Super Pro Football

INTELLIVISION CARTRIDGE [INTV #8400]

Release 1986

Produced by Realtime  Associates for INTV Corporation

Includes code from the previously released NFL Football

Design: Ray Kaestner, John Tomlinson, David Warhol

Program: John Tomlinson, David Warhol

Graphics: Connie Goldman

Sound: David Warhol

Package Illustration: Steve Huston


Instructions Posted Here

CATALOG DESCRIPTION (INTV FALL 1986)

Realistic Action & Sound Effects

REAL LIVE ACTION -- Just Like Sunday Football!

Super Pro Football -- One & Two Players

You are the Coach & Quarterback

Full Football Rules & Play, including running, passing, punts, interceptions...Even 2 point safeties!

You and your opponent call & control the play

The challenge is to outwit your opponent or play against the Computer

Never Before So Real!

DEVELOPMENT HISTORY

David Warhol, who had programmed Thunder Castle at Mattel, had helped prepare the Thunder Castle cartridge for its INTV Corporation release. Terry Valeski, President of INTV, approached Dave a short time later. Would he be interested in programming an enhanced one- or two-player version of the original NFL Football cartridge?

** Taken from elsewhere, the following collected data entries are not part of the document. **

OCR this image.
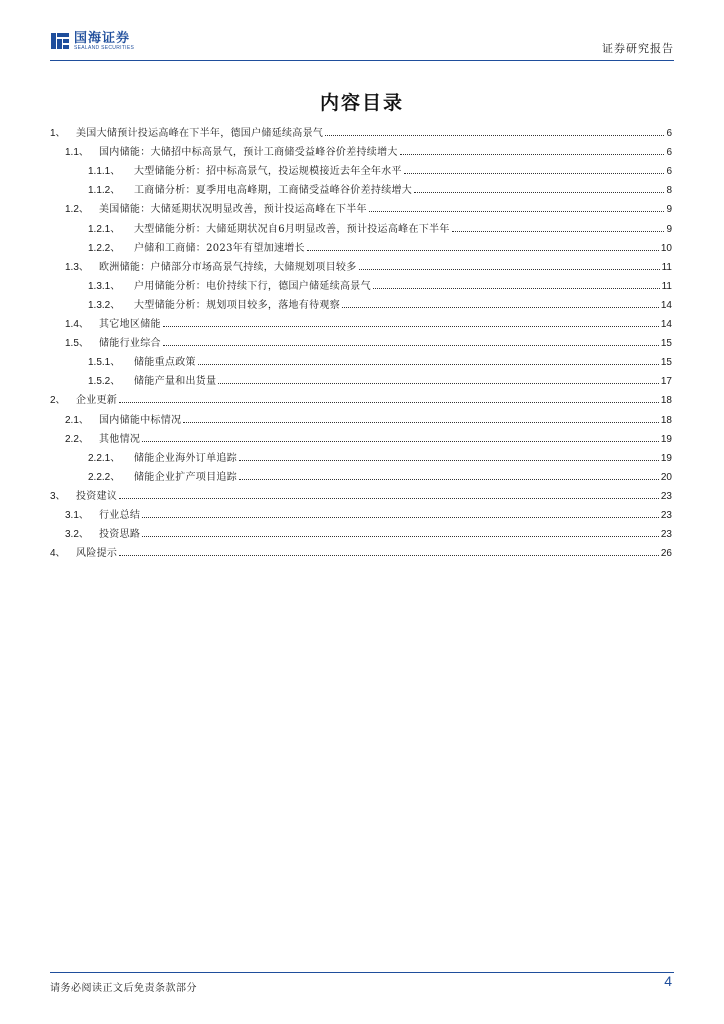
国海证券
SEALAND SECURITIES	证券研究报告
内容目录
1、	美国大储预计投运高峰在下半年，德国户储延续高景气	6
1.1、	国内储能：大储招中标高景气，预计工商储受益峰谷价差持续增大	6
1.1.1、	大型储能分析：招中标高景气，投运规模接近去年全年水平	6
1.1.2、	工商储分析：夏季用电高峰期，工商储受益峰谷价差持续增大	8
1.2、	美国储能：大储延期状况明显改善，预计投运高峰在下半年	9
1.2.1、	大型储能分析：大储延期状况自6月明显改善，预计投运高峰在下半年	9
1.2.2、	户储和工商储：2023年有望加速增长	10
1.3、	欧洲储能：户储部分市场高景气持续，大储规划项目较多	11
1.3.1、	户用储能分析：电价持续下行，德国户储延续高景气	11
1.3.2、	大型储能分析：规划项目较多，落地有待观察	14
1.4、	其它地区储能	14
1.5、	储能行业综合	15
1.5.1、	储能重点政策	15
1.5.2、	储能产量和出货量	17
2、	企业更新	18
2.1、	国内储能中标情况	18
2.2、	其他情况	19
2.2.1、	储能企业海外订单追踪	19
2.2.2、	储能企业扩产项目追踪	20
3、	投资建议	23
3.1、	行业总结	23
3.2、	投资思路	23
4、	风险提示	26
请务必阅读正文后免责条款部分	4
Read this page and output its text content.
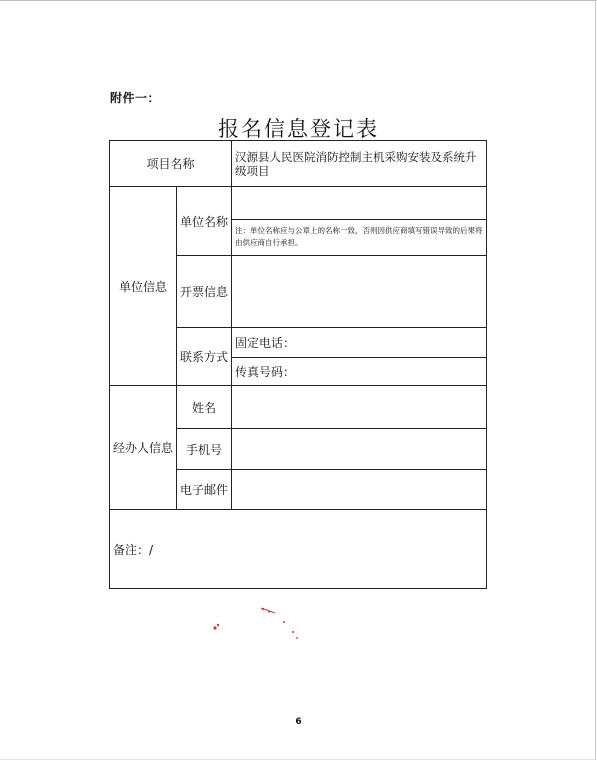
附件一：
报名信息登记表
项目名称
汉源县人民医院消防控制主机采购安装及系统升级项目
单位信息
单位名称
注：单位名称应与公章上的名称一致，否则因供应商填写错误导致的后果将由供应商自行承担。
开票信息
联系方式
固定电话：
传真号码：
经办人信息
姓名
手机号
电子邮件
备注：/
6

This was quite a challenge. So far, the "new" INTV titles -- Thunder Castle, World Championship Baseball, Thin Ice -- had simply been unreleased Mattel Electronics product and had already existed as EPROM prototypes. Preparing those games for release had essentially involved getting the files into the proper format for General Instruments to manufacturer ROMs. An enhanced football cartridge, though, would require new programming.

It was now 1986, over two years since Mattel Electronics had closed. All of the development equipment had long since been sold off. Valeski could supply the NFL Football source code on 8-inch floppy disk, but nothing else -- including any startup money.

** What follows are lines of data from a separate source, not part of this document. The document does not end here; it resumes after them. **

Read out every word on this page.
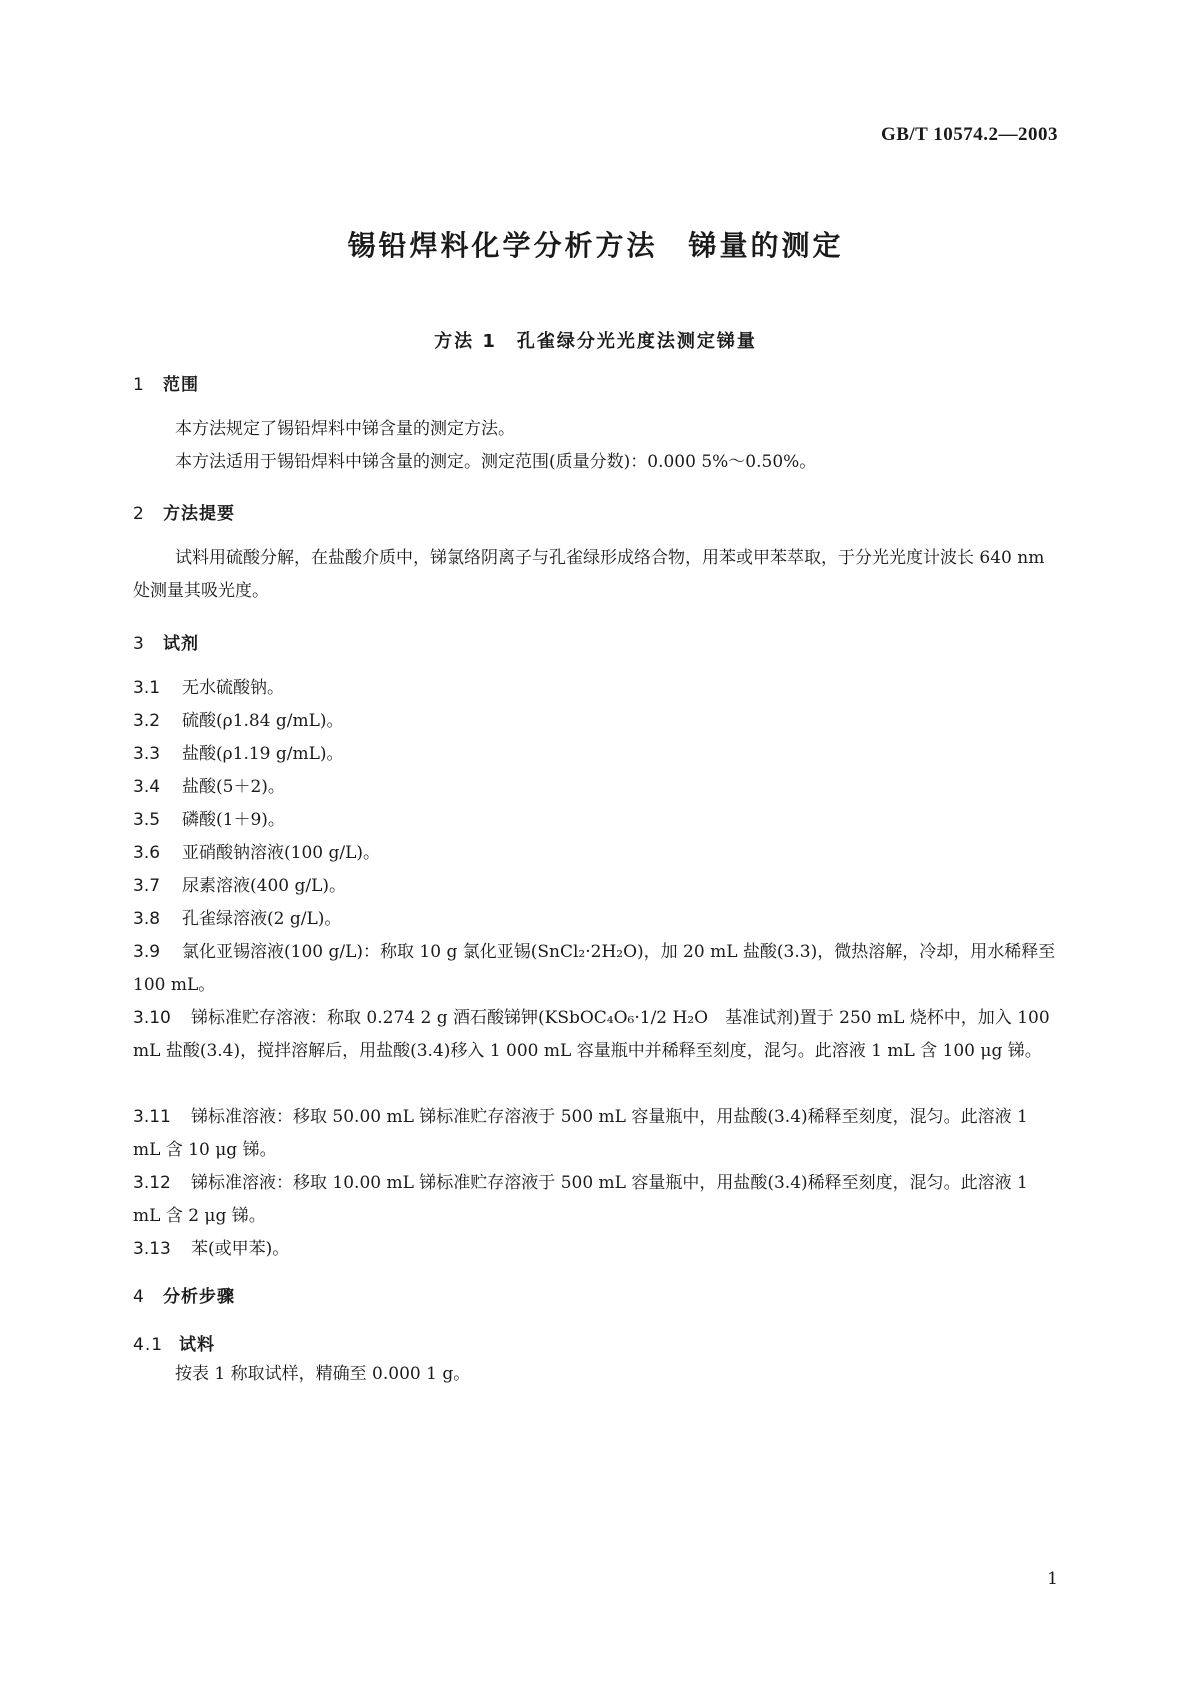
GB/T 10574.2—2003
锡铅焊料化学分析方法　锑量的测定
方法 1　孔雀绿分光光度法测定锑量
1 范围
本方法规定了锡铅焊料中锑含量的测定方法。
本方法适用于锡铅焊料中锑含量的测定。测定范围(质量分数)：0.000 5%～0.50%。
2 方法提要
试料用硫酸分解，在盐酸介质中，锑氯络阴离子与孔雀绿形成络合物，用苯或甲苯萃取，于分光光度计波长 640 nm 处测量其吸光度。
3 试剂
3.1 无水硫酸钠。
3.2 硫酸(ρ1.84 g/mL)。
3.3 盐酸(ρ1.19 g/mL)。
3.4 盐酸(5＋2)。
3.5 磷酸(1＋9)。
3.6 亚硝酸钠溶液(100 g/L)。
3.7 尿素溶液(400 g/L)。
3.8 孔雀绿溶液(2 g/L)。
3.9 氯化亚锡溶液(100 g/L)：称取 10 g 氯化亚锡(SnCl₂·2H₂O)，加 20 mL 盐酸(3.3)，微热溶解，冷却，用水稀释至 100 mL。
3.10 锑标准贮存溶液：称取 0.274 2 g 酒石酸锑钾(KSbOC₄O₆·1/2 H₂O　基准试剂)置于 250 mL 烧杯中，加入 100 mL 盐酸(3.4)，搅拌溶解后，用盐酸(3.4)移入 1 000 mL 容量瓶中并稀释至刻度，混匀。此溶液 1 mL 含 100 μg 锑。
3.11 锑标准溶液：移取 50.00 mL 锑标准贮存溶液于 500 mL 容量瓶中，用盐酸(3.4)稀释至刻度，混匀。此溶液 1 mL 含 10 μg 锑。
3.12 锑标准溶液：移取 10.00 mL 锑标准贮存溶液于 500 mL 容量瓶中，用盐酸(3.4)稀释至刻度，混匀。此溶液 1 mL 含 2 μg 锑。
3.13 苯(或甲苯)。
4 分析步骤
4.1 试料
按表 1 称取试样，精确至 0.000 1 g。
1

Taking a big risk, Dave put his own money into having a custom card designed and built (by his friend, hardware expert Scott Robitelle) that would interface an IBM PC and Intellivision Master Component. He put his own time into writing a cross assembler and linker to develop 1610 games on the PC.

He then hired former Mattel programmers Ray Kaestner (BurgerTime) and John Tomlinson (Mission X), plus former Mattel graphic artist Connie Goldman (Thunder Castle) to help put together the enhanced football game.

The risk paid off. INTV Corp. bought the completed game, Super Pro Football, introducing it for Christmas 1986. The cartridge was so successful that INTV used the "Super Pro" designation on all of their later sports titles, and Dave Warhol's company -- Realtime Associates -- was hired to do all of INTV's subsequent games.


FUN FACT: Dave hedged his bet by having Connie put a couple of sports announcers on the statistics screen -- and having them look like Terry Valeski and INTV Vice President Dan Stout. Dave was counting on Valeski's ego -- figuring he wouldn't pass on a game he appeared in. He was right; Valeski went nuts upon seeing the screen. Dave feels it clinched the deal.

FUN FACT: The announcers are programmed so that Terry (the balding one) and Dan (the bespectacled one) keep interrupting each other, just like they did in real life.

EASTER EGG: To display credits, press 0 (zero) while the title screen is displayed.